Fleming's other main failing is his frequently resorting to rather facile deus-ex-machina stratagems, better worthy of Inspector Clousseau than a top-flight action hero, to get Bond out of tight places and wrap up the books. In Doctor No (1958), for example, Fleming has Bond escape becoming a tasty morsel for No's pet giant squid by plunging a diver's spear into its eye -- naturally the thirty-foot squid's sucker-festooned tentacles, which are on the point of crushing Bond to death, instantly let go -- yeah, sure. A little later, Bond wraps things up by sneaking up on Dr. No with a big hopper full of bird guano (No's secret lair is on a guano island off the coast of Jamaica, shades of Lord Jim) dangling from the business-end of a giant construction crane, and burying the evil doctor (as in "I been a frikkin' evil doctor for the last frikkin' thirty years, OH-KAY!) under a ton of -- well, I guess you'd pretty much have to call it shit.
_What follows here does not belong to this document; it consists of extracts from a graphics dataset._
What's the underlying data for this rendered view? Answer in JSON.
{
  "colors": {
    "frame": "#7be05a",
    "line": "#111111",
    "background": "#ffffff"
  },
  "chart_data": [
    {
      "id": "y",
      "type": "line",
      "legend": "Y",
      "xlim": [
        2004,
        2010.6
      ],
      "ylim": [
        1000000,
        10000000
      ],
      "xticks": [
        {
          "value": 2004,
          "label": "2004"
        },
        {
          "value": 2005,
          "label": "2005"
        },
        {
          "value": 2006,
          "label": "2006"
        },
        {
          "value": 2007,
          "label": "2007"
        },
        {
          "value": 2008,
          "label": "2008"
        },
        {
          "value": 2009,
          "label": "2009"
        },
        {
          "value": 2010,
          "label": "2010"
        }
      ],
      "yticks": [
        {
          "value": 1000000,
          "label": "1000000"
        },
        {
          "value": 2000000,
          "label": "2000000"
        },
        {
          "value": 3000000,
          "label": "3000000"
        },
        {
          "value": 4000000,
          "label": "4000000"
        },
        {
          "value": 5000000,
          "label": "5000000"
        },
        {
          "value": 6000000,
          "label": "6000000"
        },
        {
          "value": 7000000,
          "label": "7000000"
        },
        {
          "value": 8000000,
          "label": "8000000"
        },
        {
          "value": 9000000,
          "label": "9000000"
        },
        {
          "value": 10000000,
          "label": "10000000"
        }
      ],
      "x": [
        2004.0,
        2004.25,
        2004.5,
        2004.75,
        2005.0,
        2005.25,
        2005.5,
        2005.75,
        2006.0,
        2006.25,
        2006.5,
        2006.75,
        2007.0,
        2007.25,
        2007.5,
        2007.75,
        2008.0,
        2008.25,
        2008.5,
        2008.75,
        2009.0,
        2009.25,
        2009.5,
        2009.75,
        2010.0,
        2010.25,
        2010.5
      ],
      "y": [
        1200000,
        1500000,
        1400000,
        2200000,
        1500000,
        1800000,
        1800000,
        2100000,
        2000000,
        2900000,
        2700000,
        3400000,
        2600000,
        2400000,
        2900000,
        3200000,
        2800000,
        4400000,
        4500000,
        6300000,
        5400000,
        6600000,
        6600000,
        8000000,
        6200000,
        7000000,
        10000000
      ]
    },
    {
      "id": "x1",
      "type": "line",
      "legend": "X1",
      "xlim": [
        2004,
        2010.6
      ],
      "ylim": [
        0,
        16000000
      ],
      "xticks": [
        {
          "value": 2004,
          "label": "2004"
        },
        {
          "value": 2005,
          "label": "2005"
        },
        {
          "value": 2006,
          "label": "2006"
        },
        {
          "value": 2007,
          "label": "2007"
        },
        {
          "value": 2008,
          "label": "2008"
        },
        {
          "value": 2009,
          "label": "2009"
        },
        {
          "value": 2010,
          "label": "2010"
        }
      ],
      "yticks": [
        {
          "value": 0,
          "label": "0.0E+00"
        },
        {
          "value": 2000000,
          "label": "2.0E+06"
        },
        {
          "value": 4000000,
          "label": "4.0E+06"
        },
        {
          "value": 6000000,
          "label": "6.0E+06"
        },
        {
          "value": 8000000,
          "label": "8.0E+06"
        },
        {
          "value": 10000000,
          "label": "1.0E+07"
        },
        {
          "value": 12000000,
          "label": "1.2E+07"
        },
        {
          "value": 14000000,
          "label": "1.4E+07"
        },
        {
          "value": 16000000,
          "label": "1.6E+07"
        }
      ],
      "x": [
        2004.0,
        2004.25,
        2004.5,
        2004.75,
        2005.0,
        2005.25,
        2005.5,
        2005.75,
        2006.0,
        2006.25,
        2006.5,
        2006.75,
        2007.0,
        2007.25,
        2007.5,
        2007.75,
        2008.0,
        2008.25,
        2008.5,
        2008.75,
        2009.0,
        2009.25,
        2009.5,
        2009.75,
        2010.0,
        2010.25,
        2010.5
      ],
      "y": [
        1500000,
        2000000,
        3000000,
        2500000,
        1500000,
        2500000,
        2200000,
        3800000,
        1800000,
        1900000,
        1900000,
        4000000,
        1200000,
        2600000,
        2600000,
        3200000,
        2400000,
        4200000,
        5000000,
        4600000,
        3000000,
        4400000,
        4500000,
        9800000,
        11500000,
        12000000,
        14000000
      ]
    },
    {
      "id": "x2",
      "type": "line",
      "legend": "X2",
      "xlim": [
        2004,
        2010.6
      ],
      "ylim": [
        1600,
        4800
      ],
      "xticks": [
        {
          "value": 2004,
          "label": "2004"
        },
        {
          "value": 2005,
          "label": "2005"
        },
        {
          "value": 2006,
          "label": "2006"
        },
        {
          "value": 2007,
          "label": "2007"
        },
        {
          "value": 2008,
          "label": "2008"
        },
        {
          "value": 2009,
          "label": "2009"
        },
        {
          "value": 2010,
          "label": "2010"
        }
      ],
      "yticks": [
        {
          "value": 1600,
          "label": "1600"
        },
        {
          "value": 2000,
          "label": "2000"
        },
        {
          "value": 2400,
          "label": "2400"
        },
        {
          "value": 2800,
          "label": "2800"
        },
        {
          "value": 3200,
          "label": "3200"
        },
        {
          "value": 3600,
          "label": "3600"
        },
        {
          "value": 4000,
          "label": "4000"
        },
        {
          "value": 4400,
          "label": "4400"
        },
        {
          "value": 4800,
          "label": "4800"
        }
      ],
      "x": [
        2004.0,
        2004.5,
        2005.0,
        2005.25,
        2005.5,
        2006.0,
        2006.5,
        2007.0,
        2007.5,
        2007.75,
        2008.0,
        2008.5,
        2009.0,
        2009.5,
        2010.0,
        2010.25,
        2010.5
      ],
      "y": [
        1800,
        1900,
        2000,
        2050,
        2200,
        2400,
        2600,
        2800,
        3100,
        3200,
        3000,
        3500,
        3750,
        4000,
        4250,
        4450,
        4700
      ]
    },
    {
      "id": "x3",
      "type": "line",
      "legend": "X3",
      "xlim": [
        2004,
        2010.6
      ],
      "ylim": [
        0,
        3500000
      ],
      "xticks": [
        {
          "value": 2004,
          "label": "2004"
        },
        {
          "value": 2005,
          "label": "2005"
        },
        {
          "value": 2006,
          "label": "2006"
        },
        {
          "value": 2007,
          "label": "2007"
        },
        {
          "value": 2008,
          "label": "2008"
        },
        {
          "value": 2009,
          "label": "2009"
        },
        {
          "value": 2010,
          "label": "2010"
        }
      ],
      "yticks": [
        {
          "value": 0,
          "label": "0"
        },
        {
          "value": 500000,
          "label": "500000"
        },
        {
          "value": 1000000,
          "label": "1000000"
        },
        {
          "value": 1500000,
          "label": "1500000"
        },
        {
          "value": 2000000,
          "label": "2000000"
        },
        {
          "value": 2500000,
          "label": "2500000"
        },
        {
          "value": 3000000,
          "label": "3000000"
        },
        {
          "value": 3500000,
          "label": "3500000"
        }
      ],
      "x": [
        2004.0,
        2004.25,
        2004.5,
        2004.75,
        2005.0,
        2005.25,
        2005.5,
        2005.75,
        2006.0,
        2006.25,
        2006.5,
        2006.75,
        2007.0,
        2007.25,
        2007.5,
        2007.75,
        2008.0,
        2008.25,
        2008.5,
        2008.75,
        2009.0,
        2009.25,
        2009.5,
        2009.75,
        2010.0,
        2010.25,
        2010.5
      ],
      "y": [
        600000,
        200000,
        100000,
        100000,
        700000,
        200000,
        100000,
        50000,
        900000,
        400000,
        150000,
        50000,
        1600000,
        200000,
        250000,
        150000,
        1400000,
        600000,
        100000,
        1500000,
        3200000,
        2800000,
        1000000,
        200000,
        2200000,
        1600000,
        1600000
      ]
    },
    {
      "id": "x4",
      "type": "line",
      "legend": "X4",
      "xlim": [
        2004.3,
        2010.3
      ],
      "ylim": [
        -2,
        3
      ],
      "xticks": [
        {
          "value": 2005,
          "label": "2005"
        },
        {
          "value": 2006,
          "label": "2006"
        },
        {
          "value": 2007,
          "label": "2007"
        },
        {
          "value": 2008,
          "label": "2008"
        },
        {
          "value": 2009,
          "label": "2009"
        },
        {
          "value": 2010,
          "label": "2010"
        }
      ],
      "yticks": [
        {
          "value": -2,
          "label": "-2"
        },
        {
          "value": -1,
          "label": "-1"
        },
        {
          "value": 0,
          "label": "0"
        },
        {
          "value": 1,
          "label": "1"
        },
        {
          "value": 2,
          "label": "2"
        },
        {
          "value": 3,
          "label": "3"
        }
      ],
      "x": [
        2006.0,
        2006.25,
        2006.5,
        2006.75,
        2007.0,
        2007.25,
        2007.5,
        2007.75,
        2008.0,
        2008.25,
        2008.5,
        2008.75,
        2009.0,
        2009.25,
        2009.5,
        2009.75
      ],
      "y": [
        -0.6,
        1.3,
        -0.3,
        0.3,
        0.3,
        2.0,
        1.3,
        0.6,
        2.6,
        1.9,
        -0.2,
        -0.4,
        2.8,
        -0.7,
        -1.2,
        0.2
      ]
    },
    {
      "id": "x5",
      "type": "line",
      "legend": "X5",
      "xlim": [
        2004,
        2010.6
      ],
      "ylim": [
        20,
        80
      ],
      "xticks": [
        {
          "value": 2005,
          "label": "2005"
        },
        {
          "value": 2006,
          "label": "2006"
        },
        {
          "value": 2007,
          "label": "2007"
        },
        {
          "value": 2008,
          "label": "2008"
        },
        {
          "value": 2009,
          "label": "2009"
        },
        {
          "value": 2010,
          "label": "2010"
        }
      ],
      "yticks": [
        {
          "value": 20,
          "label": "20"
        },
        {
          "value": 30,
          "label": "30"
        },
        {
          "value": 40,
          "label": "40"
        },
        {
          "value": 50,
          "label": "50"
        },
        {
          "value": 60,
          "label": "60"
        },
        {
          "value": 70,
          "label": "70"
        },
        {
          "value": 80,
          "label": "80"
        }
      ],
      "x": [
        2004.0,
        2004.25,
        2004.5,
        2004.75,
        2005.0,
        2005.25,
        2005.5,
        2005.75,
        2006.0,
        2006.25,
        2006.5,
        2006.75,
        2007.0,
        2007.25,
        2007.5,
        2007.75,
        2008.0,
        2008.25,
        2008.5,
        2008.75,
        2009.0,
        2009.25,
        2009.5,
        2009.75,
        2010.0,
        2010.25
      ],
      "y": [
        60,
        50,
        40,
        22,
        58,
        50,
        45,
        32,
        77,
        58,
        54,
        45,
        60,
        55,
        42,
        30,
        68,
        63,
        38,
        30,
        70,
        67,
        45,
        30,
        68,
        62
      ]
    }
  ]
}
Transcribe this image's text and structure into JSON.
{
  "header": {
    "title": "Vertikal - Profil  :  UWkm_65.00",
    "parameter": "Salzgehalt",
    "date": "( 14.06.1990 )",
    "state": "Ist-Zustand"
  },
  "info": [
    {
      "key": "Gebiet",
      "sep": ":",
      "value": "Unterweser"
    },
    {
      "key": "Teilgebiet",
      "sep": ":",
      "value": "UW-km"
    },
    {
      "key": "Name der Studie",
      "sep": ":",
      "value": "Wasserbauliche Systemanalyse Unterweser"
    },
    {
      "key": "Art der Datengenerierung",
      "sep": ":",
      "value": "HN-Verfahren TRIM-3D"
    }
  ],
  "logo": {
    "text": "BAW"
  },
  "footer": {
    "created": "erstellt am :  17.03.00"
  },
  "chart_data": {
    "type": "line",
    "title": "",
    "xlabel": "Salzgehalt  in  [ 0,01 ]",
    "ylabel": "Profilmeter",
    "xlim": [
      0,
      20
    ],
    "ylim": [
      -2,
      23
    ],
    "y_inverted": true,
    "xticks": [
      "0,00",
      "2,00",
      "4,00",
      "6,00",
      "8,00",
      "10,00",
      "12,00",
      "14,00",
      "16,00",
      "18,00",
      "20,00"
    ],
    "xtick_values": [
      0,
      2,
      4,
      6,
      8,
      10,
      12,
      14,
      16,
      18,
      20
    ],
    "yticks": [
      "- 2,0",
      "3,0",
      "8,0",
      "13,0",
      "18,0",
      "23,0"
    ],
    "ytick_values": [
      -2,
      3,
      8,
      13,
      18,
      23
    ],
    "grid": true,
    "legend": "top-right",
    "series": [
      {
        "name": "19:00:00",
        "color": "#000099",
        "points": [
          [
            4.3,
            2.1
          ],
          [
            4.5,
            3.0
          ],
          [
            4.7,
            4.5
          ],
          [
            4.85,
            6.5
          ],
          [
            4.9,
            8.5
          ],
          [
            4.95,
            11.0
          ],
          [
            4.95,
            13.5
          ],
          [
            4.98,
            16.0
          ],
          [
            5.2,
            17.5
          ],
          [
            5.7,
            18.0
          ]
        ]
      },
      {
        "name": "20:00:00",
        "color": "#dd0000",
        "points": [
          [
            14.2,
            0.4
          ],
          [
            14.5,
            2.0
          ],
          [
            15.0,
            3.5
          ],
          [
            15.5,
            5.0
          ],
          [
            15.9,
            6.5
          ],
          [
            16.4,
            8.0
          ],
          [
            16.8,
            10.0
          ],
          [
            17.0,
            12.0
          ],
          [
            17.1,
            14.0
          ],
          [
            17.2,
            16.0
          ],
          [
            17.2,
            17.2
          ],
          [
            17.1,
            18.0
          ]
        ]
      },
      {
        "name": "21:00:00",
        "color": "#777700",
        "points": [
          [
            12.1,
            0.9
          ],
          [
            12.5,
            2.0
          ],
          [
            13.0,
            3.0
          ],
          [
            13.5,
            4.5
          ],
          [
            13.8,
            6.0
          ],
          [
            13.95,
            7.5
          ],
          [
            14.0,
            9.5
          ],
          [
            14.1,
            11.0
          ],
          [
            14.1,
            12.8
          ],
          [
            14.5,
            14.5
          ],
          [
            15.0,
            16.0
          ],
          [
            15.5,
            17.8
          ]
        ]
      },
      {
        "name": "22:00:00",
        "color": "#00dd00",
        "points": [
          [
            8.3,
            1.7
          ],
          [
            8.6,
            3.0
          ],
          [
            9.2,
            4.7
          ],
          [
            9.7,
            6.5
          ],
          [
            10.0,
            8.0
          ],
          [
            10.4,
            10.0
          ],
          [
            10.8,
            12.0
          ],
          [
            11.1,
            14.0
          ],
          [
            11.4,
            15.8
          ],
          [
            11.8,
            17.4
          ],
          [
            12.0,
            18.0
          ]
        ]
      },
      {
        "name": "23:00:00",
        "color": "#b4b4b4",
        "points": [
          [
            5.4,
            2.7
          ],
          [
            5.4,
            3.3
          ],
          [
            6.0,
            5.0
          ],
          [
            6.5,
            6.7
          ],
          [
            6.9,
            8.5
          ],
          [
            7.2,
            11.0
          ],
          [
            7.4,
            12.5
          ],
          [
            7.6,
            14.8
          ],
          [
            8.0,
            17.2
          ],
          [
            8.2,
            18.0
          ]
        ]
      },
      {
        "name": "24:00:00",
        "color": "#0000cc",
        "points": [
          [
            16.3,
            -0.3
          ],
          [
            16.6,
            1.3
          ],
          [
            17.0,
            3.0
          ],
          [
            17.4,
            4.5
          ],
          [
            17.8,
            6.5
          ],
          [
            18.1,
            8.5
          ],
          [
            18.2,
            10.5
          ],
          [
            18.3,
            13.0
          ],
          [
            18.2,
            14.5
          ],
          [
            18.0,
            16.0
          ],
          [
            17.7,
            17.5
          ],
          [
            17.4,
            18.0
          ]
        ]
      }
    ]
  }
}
On the other hand, many another writer's been guilty of the same sin -- beginning, I might add, with the immortal Homer whose "I am No Man" ploy in the Odyssey always struck me as being so frikkin' evil doctor stupid that even the dumbest Cyclops wouldn't be expected to have fallen for it, let alone Polyphemus, king of his one-eyed breed. Only the strange people I had as professors in my many classics classes in college seemed to think this kind of junk represented the art of plotting at its zenith of perfection, but then again, you know what they say about classics professors. (Well, maybe you don't, but I'm not going to say it here.) Anyway, in my humble opinion the foregoing is more than balanced by Fleming's introduction of the literary device of having the action hero evade the clutches of the bad guy and his evil henchmen by finding a handy ventilation shaft, crawling into same, evading pursuit (despite many hardships and dangers) and re-emerging to counterattack and win the day. The invention of what might be called "the old ventilation shaft ploy" has been the saving grace of a thousand books and movies that have followed in train. It's a plot device that's been used in one form or another in almost every action flick ever made (viz. every "Die Hard," for example.)

       But, to conclude; even if I did in fact have a James Bond complex, it might not turn out to be the worst thing. After all, Bond is a gentleman, is knowledgeable about fine wine and haute cuisine and beautiful women fly to him like moths to a flame. He doesn't curse, dresses well, yet is capable of beating the living crap out of punks and smartass bad guys from rank goons to those slickly noxious "sharpies of the underworld" that used to be referred to in the slogan of every teaser that began every Kojak episode. And, oh yes, Bond is always on the side of civilization over anarchy. Let's not forget about that. Yeah -- you could definitely say that in light of said foregoing respects, Dave is every inch a Fleming, and in fact, in one or two other particulars I can think of, maybe even a couple of inches a Bond.